Advertisement

Workers, Police Clash as Poland Marks May Day

Share
Times Staff Writer

Police and pro-Solidarity demonstrators clashed in Warsaw and Gdansk on Sunday, and anti-government demonstrations were mounted in five other Polish cities, marking a tense May Day with workers at the nation’s largest steel mill remaining on strike for the sixth day.

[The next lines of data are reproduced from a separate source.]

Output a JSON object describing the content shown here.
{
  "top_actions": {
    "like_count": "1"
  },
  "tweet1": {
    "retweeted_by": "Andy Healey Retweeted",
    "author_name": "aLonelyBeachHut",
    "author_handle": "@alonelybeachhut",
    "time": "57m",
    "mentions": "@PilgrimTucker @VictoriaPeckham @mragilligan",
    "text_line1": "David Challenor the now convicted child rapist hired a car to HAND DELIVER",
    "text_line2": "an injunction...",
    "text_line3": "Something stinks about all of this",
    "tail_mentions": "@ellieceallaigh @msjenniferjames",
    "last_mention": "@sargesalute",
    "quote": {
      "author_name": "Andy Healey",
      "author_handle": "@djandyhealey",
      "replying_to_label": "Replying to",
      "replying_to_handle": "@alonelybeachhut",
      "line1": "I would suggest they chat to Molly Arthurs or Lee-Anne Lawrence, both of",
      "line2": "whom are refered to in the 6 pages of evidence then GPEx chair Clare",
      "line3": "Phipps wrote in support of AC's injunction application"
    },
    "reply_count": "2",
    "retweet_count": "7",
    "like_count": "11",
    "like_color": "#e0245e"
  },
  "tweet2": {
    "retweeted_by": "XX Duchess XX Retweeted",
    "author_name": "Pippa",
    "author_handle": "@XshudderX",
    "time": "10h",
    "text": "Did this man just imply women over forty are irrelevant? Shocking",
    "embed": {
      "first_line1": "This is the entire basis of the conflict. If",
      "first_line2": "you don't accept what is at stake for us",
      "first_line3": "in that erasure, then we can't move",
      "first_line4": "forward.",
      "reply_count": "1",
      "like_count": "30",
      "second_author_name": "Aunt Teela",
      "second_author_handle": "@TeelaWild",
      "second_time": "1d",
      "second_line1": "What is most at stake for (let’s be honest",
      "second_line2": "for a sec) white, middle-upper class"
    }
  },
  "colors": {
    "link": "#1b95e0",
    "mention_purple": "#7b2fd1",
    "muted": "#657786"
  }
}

In the Baltic seaport of Gdansk, the birthplace of the now-outlawed Solidarity trade union, demonstrators engaged in running skirmishes with police for 40 minutes. Witnesses said two police officers were beaten when they tried to enter a churchyard to apprehend rock-throwing demonstrators.

Demonstrators Disperse

In Warsaw, police clashed briefly with demonstrators after a rally outside St. Stanislaw Kostka Church, a center of Solidarity support in the capital. The demonstrators dispersed after a one-hour standoff with police, who were determined to prevent the rally from spreading beyond the neighborhood of the church.

Advertisement

A government spokesman said that at least 33 people were arrested across the country in what Solidarity had called a national “day of protest.”

Polish leader Wojciech Jaruzelski, speaking at official May Day ceremonies, took a hard line against the wave of labor unrest that has beset Poland in the last week.

“Our country is at a turning point” in its economic reform plan, Jaruzelski said in a rally preceding the traditional May Day parade, suggesting that workers’ demands for higher wages could derail the government’s faltering effort to revive the troubled economy.

“To give more, one has to take away from somebody else, or produce more,” Jaruzelski said. “One cannot solve every complex problem very quickly.”

As Jaruzelski spoke, hundreds of striking workers at the vast Lenin steelworks in Nowa Huta were attending a special Mass. The service was conducted by two priests who had been spirited into the sealed-off plant by the workers, who struck last Tuesday, demanding a 50% pay increase to offset price increases imposed by the government in February and March.

The factory’s strike committee and management negotiators have been stalemated since the strike began, and government officials are clearly worried that strikes could spread to other industrial concerns.

Advertisement

Lech Walesa, the Solidarity leader, urged the rally in Gdansk to show support for the striking workers at Nowa Huta but stopped short of calling for more strikes.

“I demand from you solidarity with Nowa Huta tomorrow (Monday) in your shipyards, in your ports and in your factories. I want it to be effective. Show me tomorrow what you can do,” Walesa urged.

The wave of strikes in Poland, the worst since Solidarity was suspended and martial law was declared in 1981, began last Monday with a transport workers strike in two western Polish cities, Bydgoscsz and Inowroclaw. Workers there demanded--and within hours received--a 60% pay increase.

The strike at Nowa Huta, which employs 32,000 workers, began the next day.

On Friday, a defense plant at Stalowa Wola, in southwestern Poland, went on strike. Workers decided to go back to work the following day, apparently after receiving a wage increase of about 50%.

Over the weekend, reports were circulating--mostly unconfirmed--that other major industrial concerns would issue strike alerts today and that other workers across the country would begin to demand equally substantial pay increases.

1981 Crisis Recalled

The government could give in to the pay demands, but officials fear that issuing wholesale pay raises could lead to the kind of economic chaos that hit the country in 1981, when shops’ stocks of merchandise were bought out and even basic food commodities were in short supply.

Advertisement

Giving in to “unjustified” wage demands, Jaruzelski said Sunday, “would lead directly to the infamous epoch of (having only) vinegar on store shelves. We have gone through that already.”

Some Solidarity activists have been saying in recent days that the new wave of strikes could bring down the Jaruzelski government, as it has brought down Polish governments in the past.

One activist, Solidarity theoretician Adam Michnik, said the strikes represent “the beginning of a big movement for social change and the beginning of the end for the Jaruzelski government.”

The government, he said in an interview, could settle the strikes temporarily by increasing wages, but “in one month, in two months, they will begin again.”

“Authorities here think they can fix things with two solutions--printing money and sending out the army. Neither of them works,” he noted.